Tips for better activation funnel results

  • Connect PostHog for the deepest analysis. PostHog tracks in-product events, session recordings, and user paths that GA4 does not capture at the same level of detail. When connected, the diagnostic can trace individual onboarding steps, detect looping patterns, and cross-reference activation events against other engagement signals.
  • Define what "activated" means for this product. "Sent their first message," "created their first project," or "completed their first purchase" are activation events. Specifying this upfront prevents the diagnostic from guessing, and enables the tracking validation check to cross-reference the right events.

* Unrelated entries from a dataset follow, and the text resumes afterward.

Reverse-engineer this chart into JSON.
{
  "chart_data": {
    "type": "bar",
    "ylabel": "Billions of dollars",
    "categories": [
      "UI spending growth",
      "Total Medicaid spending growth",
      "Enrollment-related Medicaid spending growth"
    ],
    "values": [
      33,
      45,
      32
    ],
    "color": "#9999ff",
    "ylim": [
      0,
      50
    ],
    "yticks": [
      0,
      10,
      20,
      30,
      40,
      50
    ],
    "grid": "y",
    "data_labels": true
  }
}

  • Include the onboarding steps if they're custom. Products with multi-step onboarding flows benefit most from listing the intended sequence. The analysis can then compare the designed flow against the actual user path and flag steps where behavior diverges from the intended journey.
  • Mention recent changes to the onboarding flow. "We added a survey step last month" or "We shortened the onboarding from 5 steps to 3 in February" gives the analysis context for interpreting shifts in the data. Without it, the diagnostic surfaces the pattern but cannot connect it to a specific change.
  • Run it after each onboarding iteration. Every change to the onboarding flow shifts the funnel. Running the diagnostic after each iteration creates a feedback loop: change, measure, adjust. Over time, the team builds a dataset of what moves the activation rate and what does not.